Google's search ranking is built on a simple, strange idea: the importance of a page is determined not by how many times it says the word you searched, but by how many other pages point to it — weighted by how important those pages are. That recursive logic is in a 1997 patent filed by Lawrence Page. As LLM-based search and graph-structured RAG systems grow, understanding how "importance in a linked structure" was first formalized provides a useful baseline for comparison.

Patent Basics

  • Patent number: US6285999B1
  • Title: Method for node ranking in a linked database
  • Filed: 1997 (exact date: not confirmed from full text)
  • Inventor: Lawrence Page
  • Assignee: The Board of Trustees of the Leland Stanford Junior University (later transferred to Google)
  • Primary source: Google Patents (URL confirmed; full text unread)
  • Legal status: Expired; transfer details not confirmed

Core Content (Abstract and Wikipedia-Level Information)

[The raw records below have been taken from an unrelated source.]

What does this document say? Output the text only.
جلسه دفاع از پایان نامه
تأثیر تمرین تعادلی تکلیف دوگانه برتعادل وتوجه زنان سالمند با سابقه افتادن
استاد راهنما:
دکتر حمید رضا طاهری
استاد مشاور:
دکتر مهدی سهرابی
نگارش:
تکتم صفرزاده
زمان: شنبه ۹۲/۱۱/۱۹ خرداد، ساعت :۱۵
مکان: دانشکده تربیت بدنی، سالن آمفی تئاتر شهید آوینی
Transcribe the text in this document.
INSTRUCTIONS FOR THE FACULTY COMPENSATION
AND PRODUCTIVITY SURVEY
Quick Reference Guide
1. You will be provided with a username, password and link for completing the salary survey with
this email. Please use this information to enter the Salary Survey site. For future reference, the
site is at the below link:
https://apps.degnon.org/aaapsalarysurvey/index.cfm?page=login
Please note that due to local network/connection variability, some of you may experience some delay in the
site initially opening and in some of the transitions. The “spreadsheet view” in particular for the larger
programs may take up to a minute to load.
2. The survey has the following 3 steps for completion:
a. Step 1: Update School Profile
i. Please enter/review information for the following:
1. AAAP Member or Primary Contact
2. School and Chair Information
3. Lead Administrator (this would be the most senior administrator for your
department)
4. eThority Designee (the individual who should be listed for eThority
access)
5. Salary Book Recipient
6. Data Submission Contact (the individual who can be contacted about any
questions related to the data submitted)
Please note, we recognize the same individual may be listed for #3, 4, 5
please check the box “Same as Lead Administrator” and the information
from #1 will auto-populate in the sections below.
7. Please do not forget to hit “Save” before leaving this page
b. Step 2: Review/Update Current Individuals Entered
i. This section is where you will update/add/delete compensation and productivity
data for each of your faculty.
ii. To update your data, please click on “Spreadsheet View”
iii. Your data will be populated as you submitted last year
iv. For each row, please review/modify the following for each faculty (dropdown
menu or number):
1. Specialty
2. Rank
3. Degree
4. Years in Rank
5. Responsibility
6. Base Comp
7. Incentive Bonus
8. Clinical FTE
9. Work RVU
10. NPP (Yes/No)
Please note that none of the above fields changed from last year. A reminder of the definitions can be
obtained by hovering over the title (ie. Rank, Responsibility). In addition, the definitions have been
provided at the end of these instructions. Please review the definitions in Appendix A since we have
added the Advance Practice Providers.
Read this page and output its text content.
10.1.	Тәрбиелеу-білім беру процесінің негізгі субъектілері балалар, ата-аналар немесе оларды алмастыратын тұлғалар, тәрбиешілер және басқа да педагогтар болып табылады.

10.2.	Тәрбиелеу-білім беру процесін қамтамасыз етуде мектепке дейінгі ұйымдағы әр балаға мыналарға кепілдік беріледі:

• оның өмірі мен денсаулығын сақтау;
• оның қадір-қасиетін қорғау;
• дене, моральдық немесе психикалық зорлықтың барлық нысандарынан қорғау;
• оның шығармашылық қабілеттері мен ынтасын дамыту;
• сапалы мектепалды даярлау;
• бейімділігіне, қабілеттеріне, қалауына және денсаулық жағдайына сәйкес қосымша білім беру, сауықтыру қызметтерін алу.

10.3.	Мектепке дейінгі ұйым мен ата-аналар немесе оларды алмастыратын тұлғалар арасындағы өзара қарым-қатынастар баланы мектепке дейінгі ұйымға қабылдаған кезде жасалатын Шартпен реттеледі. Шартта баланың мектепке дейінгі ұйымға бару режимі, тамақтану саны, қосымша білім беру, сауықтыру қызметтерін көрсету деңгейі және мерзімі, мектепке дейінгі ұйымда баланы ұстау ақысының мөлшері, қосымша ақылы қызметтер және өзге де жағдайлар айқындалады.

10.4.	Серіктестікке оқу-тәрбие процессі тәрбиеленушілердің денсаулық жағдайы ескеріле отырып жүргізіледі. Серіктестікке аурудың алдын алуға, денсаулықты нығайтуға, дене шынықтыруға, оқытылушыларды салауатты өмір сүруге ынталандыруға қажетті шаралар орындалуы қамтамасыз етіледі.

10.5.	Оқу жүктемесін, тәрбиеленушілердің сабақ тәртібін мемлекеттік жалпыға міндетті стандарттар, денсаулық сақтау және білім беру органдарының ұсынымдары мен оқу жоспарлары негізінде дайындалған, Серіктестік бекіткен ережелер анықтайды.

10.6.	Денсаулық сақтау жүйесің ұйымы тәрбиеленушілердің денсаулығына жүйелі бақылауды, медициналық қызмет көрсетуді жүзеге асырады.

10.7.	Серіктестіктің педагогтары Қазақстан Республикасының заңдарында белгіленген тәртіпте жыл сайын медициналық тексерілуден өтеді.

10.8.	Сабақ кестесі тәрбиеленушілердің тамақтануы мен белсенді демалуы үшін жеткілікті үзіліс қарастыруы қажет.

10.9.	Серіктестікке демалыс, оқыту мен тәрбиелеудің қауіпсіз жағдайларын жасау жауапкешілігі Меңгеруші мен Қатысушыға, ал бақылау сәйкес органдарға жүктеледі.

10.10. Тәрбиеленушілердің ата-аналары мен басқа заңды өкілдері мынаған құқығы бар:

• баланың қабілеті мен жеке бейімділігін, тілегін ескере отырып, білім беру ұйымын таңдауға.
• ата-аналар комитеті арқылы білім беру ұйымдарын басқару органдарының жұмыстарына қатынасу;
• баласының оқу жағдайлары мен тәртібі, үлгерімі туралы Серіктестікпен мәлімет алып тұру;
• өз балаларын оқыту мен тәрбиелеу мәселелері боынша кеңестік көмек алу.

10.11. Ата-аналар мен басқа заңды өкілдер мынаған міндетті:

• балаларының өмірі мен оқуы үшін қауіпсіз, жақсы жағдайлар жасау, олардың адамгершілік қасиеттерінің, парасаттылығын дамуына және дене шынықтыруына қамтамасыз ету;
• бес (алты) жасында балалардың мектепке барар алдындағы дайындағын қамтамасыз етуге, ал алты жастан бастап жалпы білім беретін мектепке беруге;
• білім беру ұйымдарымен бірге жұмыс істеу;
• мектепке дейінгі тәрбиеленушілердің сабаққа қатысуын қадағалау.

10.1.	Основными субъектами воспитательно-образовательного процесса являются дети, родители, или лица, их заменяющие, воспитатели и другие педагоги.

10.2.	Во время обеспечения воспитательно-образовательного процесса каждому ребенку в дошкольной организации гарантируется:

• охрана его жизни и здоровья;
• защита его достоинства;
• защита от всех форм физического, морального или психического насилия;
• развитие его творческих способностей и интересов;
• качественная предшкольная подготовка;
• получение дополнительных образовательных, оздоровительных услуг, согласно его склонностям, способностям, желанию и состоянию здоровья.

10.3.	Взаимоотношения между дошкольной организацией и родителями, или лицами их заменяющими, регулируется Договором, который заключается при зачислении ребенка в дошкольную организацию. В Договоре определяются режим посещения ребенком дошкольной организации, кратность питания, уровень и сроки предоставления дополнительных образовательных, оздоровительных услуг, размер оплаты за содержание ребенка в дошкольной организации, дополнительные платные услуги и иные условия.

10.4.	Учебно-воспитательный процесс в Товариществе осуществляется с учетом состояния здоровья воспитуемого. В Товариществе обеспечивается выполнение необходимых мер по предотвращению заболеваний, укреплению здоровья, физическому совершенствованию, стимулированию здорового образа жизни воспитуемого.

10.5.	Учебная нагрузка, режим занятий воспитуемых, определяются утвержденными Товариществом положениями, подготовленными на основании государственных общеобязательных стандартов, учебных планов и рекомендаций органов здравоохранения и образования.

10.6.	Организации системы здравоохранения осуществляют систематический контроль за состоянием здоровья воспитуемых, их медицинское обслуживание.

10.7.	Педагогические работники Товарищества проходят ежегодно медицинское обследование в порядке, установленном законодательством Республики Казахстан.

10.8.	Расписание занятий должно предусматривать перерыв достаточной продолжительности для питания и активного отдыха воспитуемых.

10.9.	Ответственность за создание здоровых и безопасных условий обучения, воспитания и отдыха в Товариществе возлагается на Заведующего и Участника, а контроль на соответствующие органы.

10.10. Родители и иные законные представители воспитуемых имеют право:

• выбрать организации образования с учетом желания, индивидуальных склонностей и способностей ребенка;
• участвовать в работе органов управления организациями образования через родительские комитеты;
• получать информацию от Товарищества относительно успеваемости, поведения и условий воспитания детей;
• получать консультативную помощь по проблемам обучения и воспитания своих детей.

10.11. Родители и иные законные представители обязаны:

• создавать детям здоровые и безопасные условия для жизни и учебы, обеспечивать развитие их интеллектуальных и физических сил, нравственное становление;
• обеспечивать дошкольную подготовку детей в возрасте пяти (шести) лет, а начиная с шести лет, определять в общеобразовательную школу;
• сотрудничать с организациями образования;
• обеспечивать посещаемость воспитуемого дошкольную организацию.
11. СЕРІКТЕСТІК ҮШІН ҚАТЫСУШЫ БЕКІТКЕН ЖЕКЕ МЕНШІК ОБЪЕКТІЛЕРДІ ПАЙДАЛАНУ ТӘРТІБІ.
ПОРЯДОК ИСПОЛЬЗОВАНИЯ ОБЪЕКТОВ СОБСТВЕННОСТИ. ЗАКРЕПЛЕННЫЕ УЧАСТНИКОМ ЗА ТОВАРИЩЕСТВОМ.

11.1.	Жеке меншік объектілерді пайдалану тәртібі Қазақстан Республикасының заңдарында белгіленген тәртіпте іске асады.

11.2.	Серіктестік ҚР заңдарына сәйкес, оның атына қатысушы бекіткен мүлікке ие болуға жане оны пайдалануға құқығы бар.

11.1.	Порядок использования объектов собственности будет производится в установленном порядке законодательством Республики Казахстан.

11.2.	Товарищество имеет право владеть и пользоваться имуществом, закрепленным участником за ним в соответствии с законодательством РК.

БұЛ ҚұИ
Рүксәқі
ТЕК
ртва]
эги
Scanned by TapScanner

The patent describes a method for ranking nodes in a linked database such as the web. Each node receives a rank score based on the number of links pointing to it and the rank scores of the nodes those links come from. The model is formalized as a "random surfer": a user who clicks links at random — where does that user end up most often? Pages the random surfer visits most often rank highest.

Key structural property: the importance score is recursive. A page's score depends on the scores of the pages linking to it, which depend on the scores of pages linking to them. This is solved iteratively.

Claim 1 wording and formula details not confirmed — abstract and Wikipedia-level information only.

Connections to Today (Hypothesis)

US6285999B1 (1997)Modern technologyAssessment
Node importance from incoming links, weighted by linker importanceNode weighting in graph-based RAGAnalogy (structure is similar; purpose differs significantly)
Recursive importance computationPageRank-referencing LLM evaluation researchSimilar (same problem orientation)
Random surfer probability modelProbabilistic graph traversal broadlySimilar

These are pre-full-text hypotheses. Assessment will be revised after Claim 1 review.

What's Unconfirmed

  • Claim 1 verbatim text
  • Exact filing date
  • Transfer timeline from Stanford to Google
  • Forward citation count (scale of influence on modern research)
  • Published academic papers connecting PageRank to LLM search design

Next Action

Confirm Claim 1 and forward citations via Google Patents. If forward citations include LLM or RAG research, the connection to modern search design has firmer grounding.